Mergulhão ( biguá )
“Mergulhão”
Depois daquela corrida que levei do soldado, desisti do cerrado aberto, pelo menos por enquanto. Mas para não perder o costume, subi num cambará bem grandão. Aqui na beira do rio chega a formar uma fileira inteirinha deles. As flores amarelas em forma de vela seriam como uma oração para me proteger. E não é que um mergulhão, o biguá, estava lá?
Ele com suas asas pretonas, bem abertas, e o bico longo e meio que curvado no fim, só tomando ar e sol. Ar porque fica cansado de mergulhar tão fundo, vai até 6 metros, pescando bagres, mandis, cascudos, lá no lodo. Também pega peixinhos mais rápidos e de escama, já o vi com uma tilápia na boca, até um cará.
Seus olhos azuis e pálpebras e papo amarelos são marcantes. Não tem nenhum bicho parecido. E ele toma sol para secar as asas que não têm proteção oleosa, igual a dos patos. Por isso que eles nadam só com o pescoço e o bico de fora. São pesados. Até nos ossos maciços, já que em outras aves são leves e perfurados.
Eu zanzando entre as abelhas, beija-flores e até uns macacos safadinhos, fico só de mutuca. De olho na técnica de pesca. Daquele ninhal desceram uns quinze, eles estão fazendo um círculo em torno do cardume. Sensacional. Lá na frente, na curva do rio, eles também bloqueiam e depois fazem a festa. Eu não consigo isso.

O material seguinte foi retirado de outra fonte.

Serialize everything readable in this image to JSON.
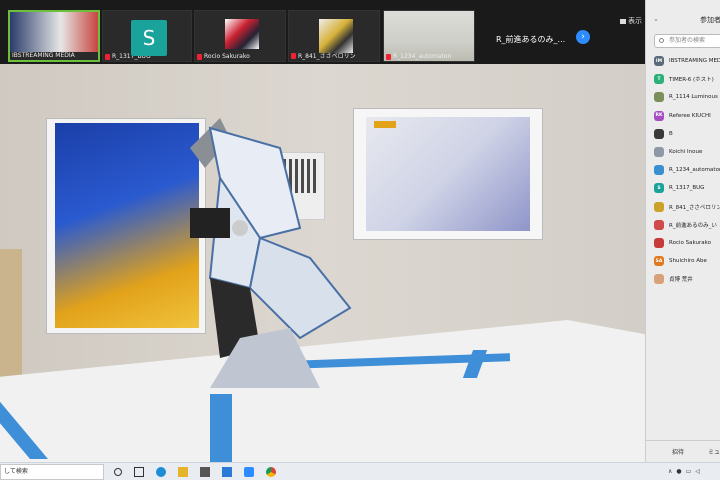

Sou solitária e egoísta. Não sei viver em bandos. Quando na reprodução o macho e a fêmea do biguá se revezam para chocar e cuidar dos filhotes durante uns 40 dias. Eles saem de 03 ovos azuis-claro, em média. O ninho é uma galharia fedorenta. Também, o cocô e o xixi dos biguás é ácido até não poder mais. Imagina que eles conseguiram desfolhar inteiro aquele cambarazinho de pau-amarelo? De tanto fosfato, nitrogênio e ácido úrico! É o guano. Branco e nojento.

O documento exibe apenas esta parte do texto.